Researchers assessed the current state of maternal and infant health in these states and looked specifically at the availability of maternal care resources such as maternity care providers, maternal and infant health status and outcomes, health coverage policies related to accessing maternity care and performance of the health system in providing equitable access and care.

The Commonwealth Fund study found that compared to states where abortion is accessible, states that have banned, are planning to ban, or have otherwise restricted abortion have fewer maternity care providers; more maternity care “deserts” and higher overall death rates for women of reproductive age.

Overall death rates for women of reproductive age were 34% higher in abortion-restriction states during the 2018-2020 period, according to the study.

Infant mortality in the first 27 days of life was 30% higher in states with abortion bans or restrictions in 2019. Infant deaths during the first week of life, meanwhile, were 15% higher in those states compared to abortion-access states.

The study found that maternal health services are lacking in states that have since implemented or passed abortion restrictions, which is a threat to all people of reproductive age, according to report coauthor Laurie Zephyrin, M.D., senior vice president for Advancing Health Equity at the Commonwealth Fund, in a statement.

“States can protect access to care for birthing people and their infants by expanding Medicaid eligibility under the Affordable Care Act, extending Medicaid postpartum coverage to one year, recruiting more maternity care providers, and promoting the opening of more birthing facilities. These actions would help to shore up our maternal health system in the face a reproductive health care crisis," Zephyrin said.

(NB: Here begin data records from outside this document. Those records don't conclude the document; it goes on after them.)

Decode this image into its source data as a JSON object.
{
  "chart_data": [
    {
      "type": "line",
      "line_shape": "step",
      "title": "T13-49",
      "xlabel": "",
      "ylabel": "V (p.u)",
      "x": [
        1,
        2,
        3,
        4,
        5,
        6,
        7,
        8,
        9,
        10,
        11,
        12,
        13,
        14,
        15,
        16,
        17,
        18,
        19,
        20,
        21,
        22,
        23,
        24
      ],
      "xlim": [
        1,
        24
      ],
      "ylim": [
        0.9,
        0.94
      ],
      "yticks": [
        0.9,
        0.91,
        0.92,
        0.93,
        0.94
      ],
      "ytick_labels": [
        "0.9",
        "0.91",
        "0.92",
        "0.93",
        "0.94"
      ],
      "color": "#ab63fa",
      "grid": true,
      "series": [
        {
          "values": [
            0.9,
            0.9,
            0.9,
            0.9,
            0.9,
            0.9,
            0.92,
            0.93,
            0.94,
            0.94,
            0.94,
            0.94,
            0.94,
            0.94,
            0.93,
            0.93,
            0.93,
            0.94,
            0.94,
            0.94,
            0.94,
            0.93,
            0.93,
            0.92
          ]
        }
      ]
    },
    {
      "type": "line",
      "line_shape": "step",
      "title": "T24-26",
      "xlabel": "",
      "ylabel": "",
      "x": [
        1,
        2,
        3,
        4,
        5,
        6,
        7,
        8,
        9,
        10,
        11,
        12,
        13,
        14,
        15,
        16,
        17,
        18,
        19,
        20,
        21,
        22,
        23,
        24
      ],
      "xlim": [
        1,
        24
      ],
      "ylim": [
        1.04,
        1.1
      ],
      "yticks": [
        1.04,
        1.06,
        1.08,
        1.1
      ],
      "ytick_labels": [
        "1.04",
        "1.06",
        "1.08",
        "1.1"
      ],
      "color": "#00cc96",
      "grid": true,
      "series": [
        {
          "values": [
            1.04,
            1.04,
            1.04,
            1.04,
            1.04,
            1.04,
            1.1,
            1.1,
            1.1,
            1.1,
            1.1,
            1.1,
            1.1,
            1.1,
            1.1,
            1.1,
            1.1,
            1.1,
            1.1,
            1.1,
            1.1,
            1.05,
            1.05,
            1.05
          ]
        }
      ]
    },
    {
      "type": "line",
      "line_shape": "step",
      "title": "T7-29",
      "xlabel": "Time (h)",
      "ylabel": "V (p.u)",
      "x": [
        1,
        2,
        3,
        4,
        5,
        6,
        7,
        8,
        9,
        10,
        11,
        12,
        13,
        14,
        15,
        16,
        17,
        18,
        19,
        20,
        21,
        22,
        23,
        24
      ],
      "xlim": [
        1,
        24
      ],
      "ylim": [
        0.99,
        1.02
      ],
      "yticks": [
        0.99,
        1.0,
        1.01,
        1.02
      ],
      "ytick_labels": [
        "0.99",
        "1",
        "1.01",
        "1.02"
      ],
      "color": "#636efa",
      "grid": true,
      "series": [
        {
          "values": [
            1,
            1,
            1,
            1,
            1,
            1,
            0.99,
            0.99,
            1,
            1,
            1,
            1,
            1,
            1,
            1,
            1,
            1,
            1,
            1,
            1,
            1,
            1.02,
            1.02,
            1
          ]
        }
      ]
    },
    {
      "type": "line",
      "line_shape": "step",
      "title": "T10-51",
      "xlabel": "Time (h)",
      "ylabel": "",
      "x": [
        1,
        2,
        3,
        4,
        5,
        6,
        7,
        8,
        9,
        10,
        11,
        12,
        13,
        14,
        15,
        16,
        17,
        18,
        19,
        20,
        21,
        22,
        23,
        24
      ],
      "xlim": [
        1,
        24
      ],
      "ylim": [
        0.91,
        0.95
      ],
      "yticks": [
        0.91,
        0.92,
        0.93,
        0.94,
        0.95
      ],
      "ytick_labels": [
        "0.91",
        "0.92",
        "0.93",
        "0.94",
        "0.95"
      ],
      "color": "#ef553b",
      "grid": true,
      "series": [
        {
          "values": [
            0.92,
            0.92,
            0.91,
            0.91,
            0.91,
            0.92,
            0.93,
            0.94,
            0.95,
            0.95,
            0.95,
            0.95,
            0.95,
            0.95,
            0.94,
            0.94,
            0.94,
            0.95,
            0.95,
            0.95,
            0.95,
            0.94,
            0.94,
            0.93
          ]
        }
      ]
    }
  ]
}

The researchers pointed to a lack of health coverage and gaps in maternal care providers and resources as key reasons why women living in certain states struggle with pregnancies and birth.

Abortion-restriction states had a 32% lower ratio of obstetricians to births and a 59% lower ratio of certified nurse midwives to births. Women in these states were also more likely to begin a pregnancy less healthy and to face barriers to needed care compared to women in abortion-access states, the study authors said.

The analysis showed that 39% of counties in abortion-restriction states can be considered maternity care deserts, compared with 25% of counties in abortion-access states. "This disparity may be partially explained by the greater number of births in abortion-restriction states that occur in rural areas, where access to maternity care is more limited and maternity care deserts are more common," the study authors wrote.

In abortion-restriction states in 2020, the proportion of individuals giving birth who had no prenatal care or late prenatal care was 62% greater than for someone giving birth in abortion-access states.

Abortion bans and restrictions widen these disparities, the study authors concluded, as states with already limited Medicaid maternity coverage and fewer maternity care resources lose providers who are reluctant to practice in states that they perceive as restricting their practice.

"The result is a deepening of fractures in the maternal health system and a compounding of inequities by race, ethnicity, and geography," the study authors wrote.

Increased federal funding for reproductive health care, family planning, maternity care and care delivery system transformations could help mitigate the impact of the Dobbs decision, they noted.

By adopting the Affordable Care Act’s Medicaid eligibility expansion for low-income adults and extending Medicaid postpartum coverage to one year, states could enhance the health and wellbeing of mothers and infants before, during, and beyond pregnancy.